Specifically, I’m poor in time. The best players have dozens of free hours a week to hone their talents, and I don’t have that luxury. This changes the relative meaning of death for the two of us. For me, dying will not penalize me in the way it penalizes them, because I have almost no chance of improving my state. I might as well take people down with me.

Or to put it another way: The structure of Xbox Live creates a world composed of two classes — haves and have-nots. And, just as in the real world, some of the disgruntled have-nots are all too willing to toss their lives away — just for the satisfaction of momentarily halting the progress of the haves. Since the game instantly resurrects me, I have no real dread of death in Halo 3.

The author does specifically state that he is not trying to “trivialize the ghastly, horrific impact of real-life suicide bombing” or to “gloss over the incredible complexity of the real-life personal, geopolitical and spiritual reasons why suicide bombers are willing to kill themselves” because this is “impossibly more nuanced and perverse than what’s happening inside a trifling, low-stakes videogame.”

And yet he follows that disclaimer with this statement:

I’ve read scores of articles, white papers and books on the psychology of terrorists in recent years, and even though I have (I think) a strong intellectual grasp of the roots of suicide terrorism, something about playing the game gave me an “aha” moment that I’d never had before: an ability to feel, in whatever tiny fashion, the strategic logic and emotional calculus behind the act.

This may be one of the strangest pieces of ‘journalism’ I have seen in some time. To argue that you understand terrorism because you have “read scores of articles, white papers and books” and have a “strong intellectual grasp” betrays your completely egocentric worldview. I have read books on terrorism, have taken courses on the subject from renowned experts in the field, and studied the subject with great vigor, but I claim to have no sense of what causes someone to take another person’s life for a political goal.

The one clear difference the writer ignores is the fact the person he’s fragging “from beyond the grave” in Halo was actually trying to kill him in the game.
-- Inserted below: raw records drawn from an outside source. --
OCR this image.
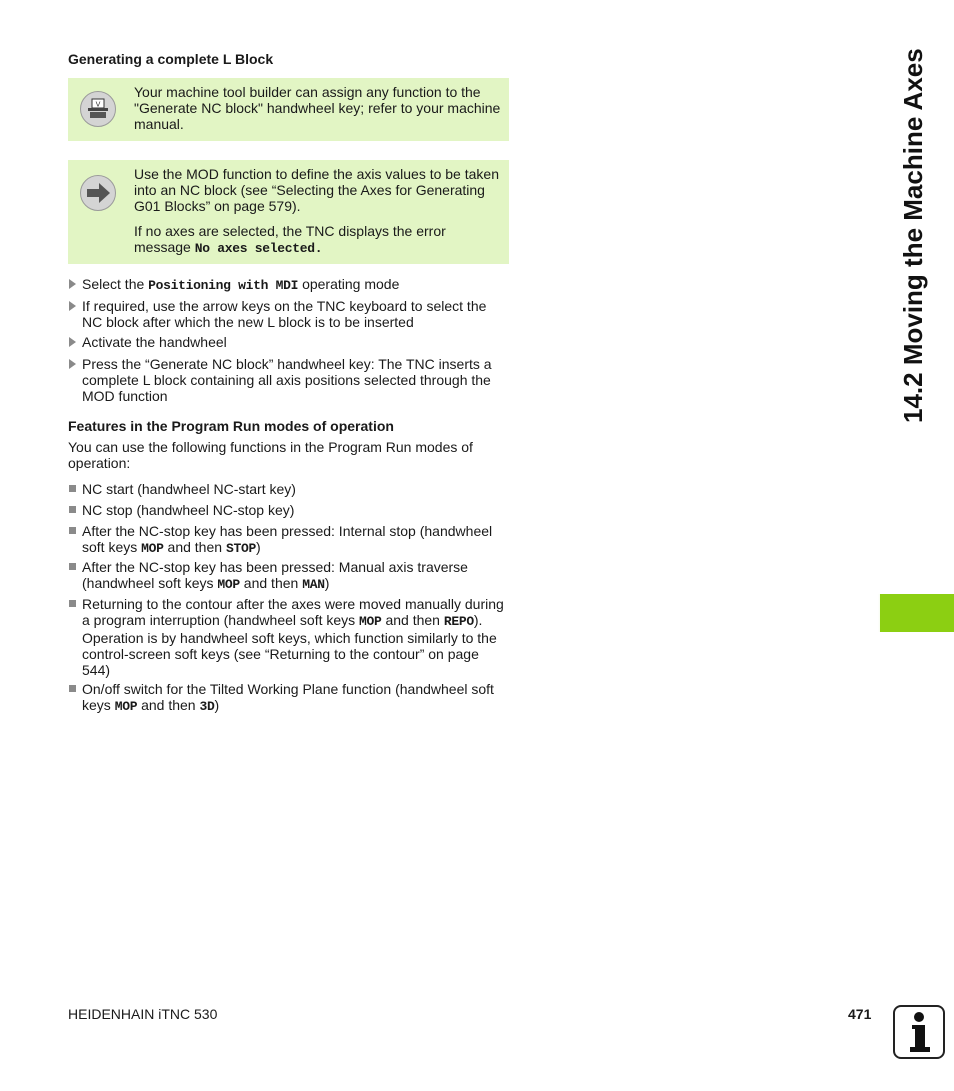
Generating a complete L Block
V
Your machine tool builder can assign any function to the "Generate NC block" handwheel key; refer to your machine manual.
Use the MOD function to define the axis values to be taken into an NC block (see “Selecting the Axes for Generating G01 Blocks” on page 579).
If no axes are selected, the TNC displays the error message No axes selected.
Select the Positioning with MDI operating mode
If required, use the arrow keys on the TNC keyboard to select the NC block after which the new L block is to be inserted
Activate the handwheel
Press the “Generate NC block” handwheel key: The TNC inserts a complete L block containing all axis positions selected through the MOD function
Features in the Program Run modes of operation
You can use the following functions in the Program Run modes of operation:
NC start (handwheel NC-start key)
NC stop (handwheel NC-stop key)
After the NC-stop key has been pressed: Internal stop (handwheel soft keys MOP and then STOP)
After the NC-stop key has been pressed: Manual axis traverse (handwheel soft keys MOP and then MAN)
Returning to the contour after the axes were moved manually during a program interruption (handwheel soft keys MOP and then REPO). Operation is by handwheel soft keys, which function similarly to the control-screen soft keys (see “Returning to the contour” on page 544)
On/off switch for the Tilted Working Plane function (handwheel soft keys MOP and then 3D)
14.2 Moving the Machine Axes
HEIDENHAIN iTNC 530	471
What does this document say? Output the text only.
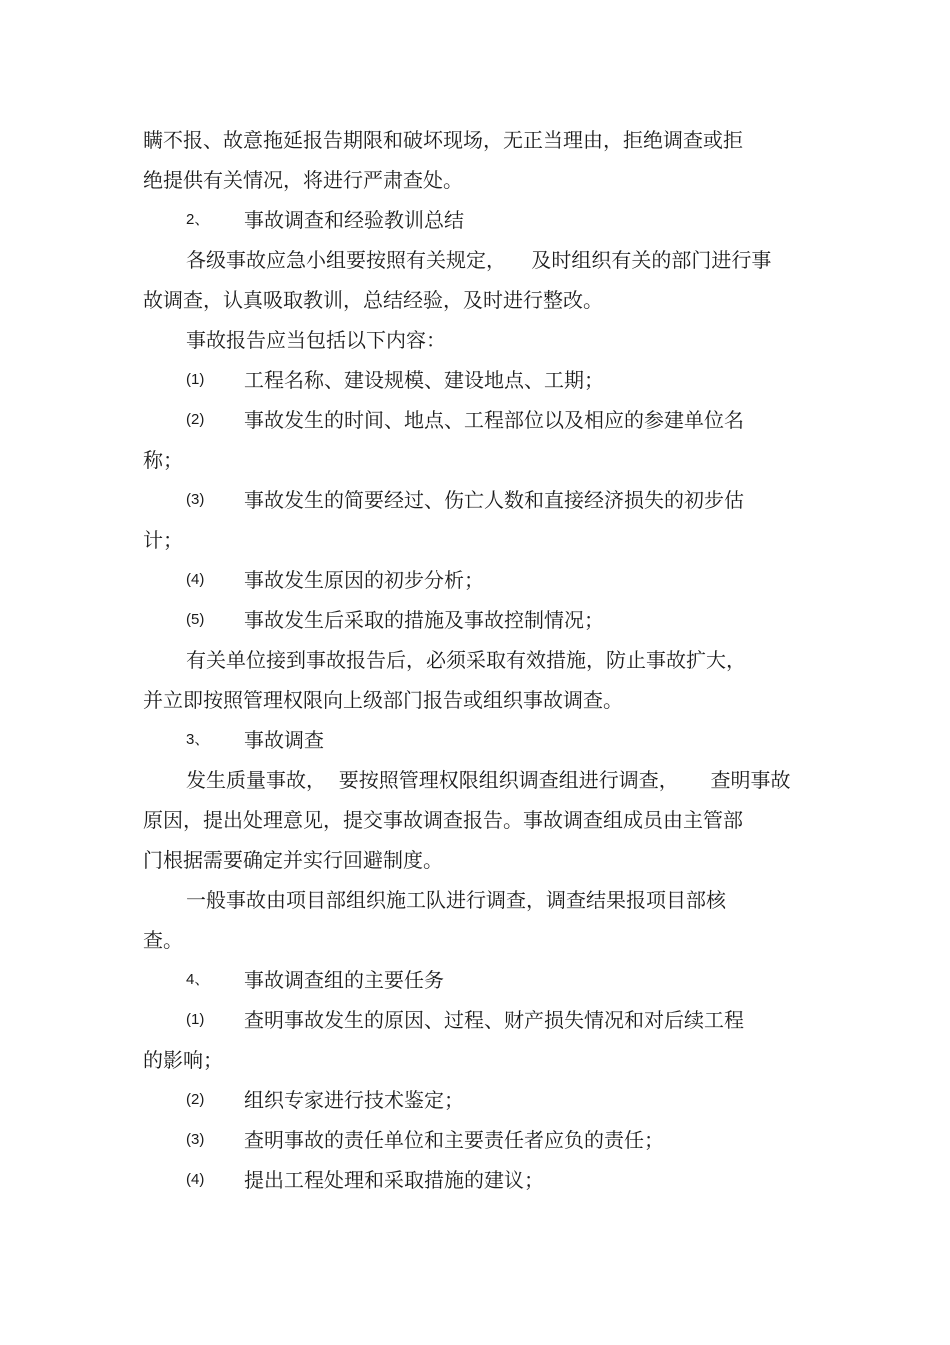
瞒不报、故意拖延报告期限和破坏现场，无正当理由，拒绝调查或拒
绝提供有关情况，将进行严肃查处。
2、 事故调查和经验教训总结
各级事故应急小组要按照有关规定，    及时组织有关的部门进行事
故调查，认真吸取教训，总结经验，及时进行整改。
事故报告应当包括以下内容：
(1) 工程名称、建设规模、建设地点、工期；
(2) 事故发生的时间、地点、工程部位以及相应的参建单位名
称；
(3) 事故发生的简要经过、伤亡人数和直接经济损失的初步估
计；
(4) 事故发生原因的初步分析；
(5) 事故发生后采取的措施及事故控制情况；
有关单位接到事故报告后，必须采取有效措施，防止事故扩大，
并立即按照管理权限向上级部门报告或组织事故调查。
3、 事故调查
发生质量事故，  要按照管理权限组织调查组进行调查，     查明事故
原因，提出处理意见，提交事故调查报告。事故调查组成员由主管部
门根据需要确定并实行回避制度。
一般事故由项目部组织施工队进行调查，调查结果报项目部核
查。
4、 事故调查组的主要任务
(1) 查明事故发生的原因、过程、财产损失情况和对后续工程
的影响；
(2) 组织专家进行技术鉴定；
(3) 查明事故的责任单位和主要责任者应负的责任；
(4) 提出工程处理和采取措施的建议；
Most often terrorists in real life do not strike directly at other combatants. They strike at innocent women and children.

Thompson’s piece might make sense if terrorism were confined to attacks on military targets (as they sometimes are in Iraq), but falls desperately short of anything approaching a rationale conclusion when weighed against the actions of terrorists who strike at families dining at Sbarro.

Drawing analogies is dangerous if it’s easy to poke holes in your comparison. In this case, it’s all too easy. To compare, in any way, the irrational acts of depraved terrorists bent on killing innocents to make a political point and the spastic tactics of poor video game players does little to make a point. It does more to teach others how not to make a case.